I call our partnership "pragmatic" because it is rooted in
self-interest. When I met with Minister Rodionov yesterday, I found
that he and I deal with the same set of complex security problems.
Each of us bears important responsibility for the defense and security
of our countries. Both of us believe that our missile arsenals are too
large, and that reductions in nuclear missiles can increase our
security. So while we seek to foster cooperation between Russia and
the United States, we seek cooperation that is pragmatic and protects
the interests of each of our countries.

I also call the United States-Russia partnership "pragmatic" because
we recognize it will not happen overnight. It will take time to
overcome our shared history of confrontation and turn it to a shared
future of cooperation. But even as we sit here today, that future is
being created as the United States and Russia undertake more and more
history-making cooperative security ventures.

Nuclear reductions play a big part in our partnership. And START II
plays a big part in our nuclear reductions. But our partnership is
based on more than just nuclear reductions. Every day the United
States and Russia continue to break new ground -- whether it is
conducting major bilateral exercises in the United States and in
Russia, or joining together in the Partnership for Peace, or
cooperating with 30 other nations in bringing peace to Bosnia. Bosnia
is truly a model for the future where all nations of Europe are
working within a single circle of security and stability -- including
Russia. The United States wants Russia inside the security circle, and
we want Russia to take a leading role in European security
commensurate with its status as a great power.

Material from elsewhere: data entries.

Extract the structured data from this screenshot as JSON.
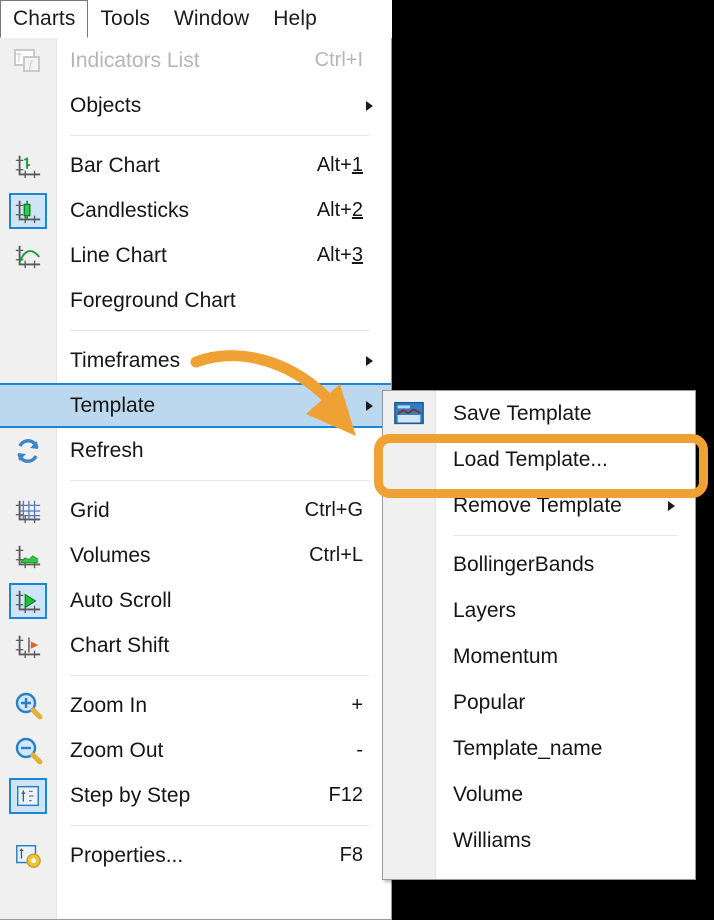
{
  "menubar": {
    "tabs": [
      {
        "label": "Charts",
        "active": true
      },
      {
        "label": "Tools",
        "active": false
      },
      {
        "label": "Window",
        "active": false
      },
      {
        "label": "Help",
        "active": false
      }
    ]
  },
  "menu": {
    "items": [
      {
        "label": "Indicators List",
        "accel": "Ctrl+I",
        "icon": "indicators-list-icon",
        "disabled": true,
        "arrow": false
      },
      {
        "label": "Objects",
        "accel": "",
        "icon": "",
        "disabled": false,
        "arrow": true
      },
      {
        "separator": true
      },
      {
        "label": "Bar Chart",
        "accel": "Alt+1",
        "accel_underline": "1",
        "icon": "bar-chart-icon",
        "disabled": false,
        "arrow": false
      },
      {
        "label": "Candlesticks",
        "accel": "Alt+2",
        "accel_underline": "2",
        "icon": "candlesticks-icon",
        "icon_active": true,
        "disabled": false,
        "arrow": false
      },
      {
        "label": "Line Chart",
        "accel": "Alt+3",
        "accel_underline": "3",
        "icon": "line-chart-icon",
        "disabled": false,
        "arrow": false
      },
      {
        "label": "Foreground Chart",
        "accel": "",
        "icon": "",
        "disabled": false,
        "arrow": false
      },
      {
        "separator": true
      },
      {
        "label": "Timeframes",
        "accel": "",
        "icon": "",
        "disabled": false,
        "arrow": true
      },
      {
        "label": "Template",
        "accel": "",
        "icon": "",
        "disabled": false,
        "arrow": true,
        "selected": true
      },
      {
        "label": "Refresh",
        "accel": "",
        "icon": "refresh-icon",
        "disabled": false,
        "arrow": false
      },
      {
        "separator": true
      },
      {
        "label": "Grid",
        "accel": "Ctrl+G",
        "icon": "grid-icon",
        "disabled": false,
        "arrow": false
      },
      {
        "label": "Volumes",
        "accel": "Ctrl+L",
        "icon": "volumes-icon",
        "disabled": false,
        "arrow": false
      },
      {
        "label": "Auto Scroll",
        "accel": "",
        "icon": "auto-scroll-icon",
        "icon_active": true,
        "disabled": false,
        "arrow": false
      },
      {
        "label": "Chart Shift",
        "accel": "",
        "icon": "chart-shift-icon",
        "disabled": false,
        "arrow": false
      },
      {
        "separator": true
      },
      {
        "label": "Zoom In",
        "accel": "+",
        "icon": "zoom-in-icon",
        "disabled": false,
        "arrow": false
      },
      {
        "label": "Zoom Out",
        "accel": "-",
        "icon": "zoom-out-icon",
        "disabled": false,
        "arrow": false
      },
      {
        "label": "Step by Step",
        "accel": "F12",
        "icon": "step-by-step-icon",
        "icon_active": true,
        "disabled": false,
        "arrow": false
      },
      {
        "separator": true
      },
      {
        "label": "Properties...",
        "accel": "F8",
        "icon": "properties-icon",
        "disabled": false,
        "arrow": false
      }
    ]
  },
  "submenu": {
    "items": [
      {
        "label": "Save Template",
        "icon": "save-template-icon",
        "arrow": false
      },
      {
        "label": "Load Template...",
        "icon": "",
        "arrow": false,
        "highlighted": true
      },
      {
        "label": "Remove Template",
        "icon": "",
        "arrow": true
      },
      {
        "separator": true
      },
      {
        "label": "BollingerBands",
        "icon": "",
        "arrow": false
      },
      {
        "label": "Layers",
        "icon": "",
        "arrow": false
      },
      {
        "label": "Momentum",
        "icon": "",
        "arrow": false
      },
      {
        "label": "Popular",
        "icon": "",
        "arrow": false
      },
      {
        "label": "Template_name",
        "icon": "",
        "arrow": false
      },
      {
        "label": "Volume",
        "icon": "",
        "arrow": false
      },
      {
        "label": "Williams",
        "icon": "",
        "arrow": false
      }
    ]
  },
  "annotations": {
    "highlight_color": "#efa133",
    "arrow_color": "#efa133",
    "arrow_name": "pointer-arrow",
    "highlight_target": "Load Template..."
  },
  "colors": {
    "selection_fill": "#bcd8ef",
    "selection_border": "#1b85d6",
    "gutter": "#f0f0f0",
    "background": "#000000",
    "menu_background": "#ffffff",
    "text": "#161616",
    "disabled_text": "#b6b6b6"
  }
}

Fifty-one years ago, the United States and Russia shared a moment of
triumph and glory when our forces joined at the River Elbe. I have met
some of the veterans of that campaign, both Russian and American, and
was struck by their common qualities and enduring esteem for each
other. Indeed, one of the most moving memories of my tenure as
Secretary of Defense will be that moment during my visit to the
magnificent new monument to World War II in Moscow, when Russian
veterans of that war raised their glasses in a toast to their American
counterparts.

Today our troops are sharing another bright moment on the "Little
Elbe," a stream that runs through their camp in Bosnia. I have met the
Russian troops in Bosnia, and I can tell you how proud you should be
of their professional qualities and dedication. If you want to
understand just how much the United States-Russian relationship has
changed, and the warmth, trust, and cooperation that is possible
between our nations, I recommend you talk to the Russian troops who
are serving with the American forces in Bosnia, and living that
warmth, trust, and cooperation every day. Their everyday partnership
in the cause of peace is like a stone tossed into a pond. It is
creating ripples of trust and goodwill that are spreading throughout
Europe and into the consciousness of our nations. By ratifying START
II, you will be creating not just ripples, but giant waves of trust
and goodwill that will spread throughout the world and into the
consciousness of all mankind.

Let us conclude by observing that there are moments in history when a
door opens and lets the future in. For Russia and the United States
this is such a moment in history. The ending of the Cold War has
opened a door -- the future is out there waiting to come in. Russia
and the United States should join together to shape that future -- and
make a safer world for our children and our grandchildren.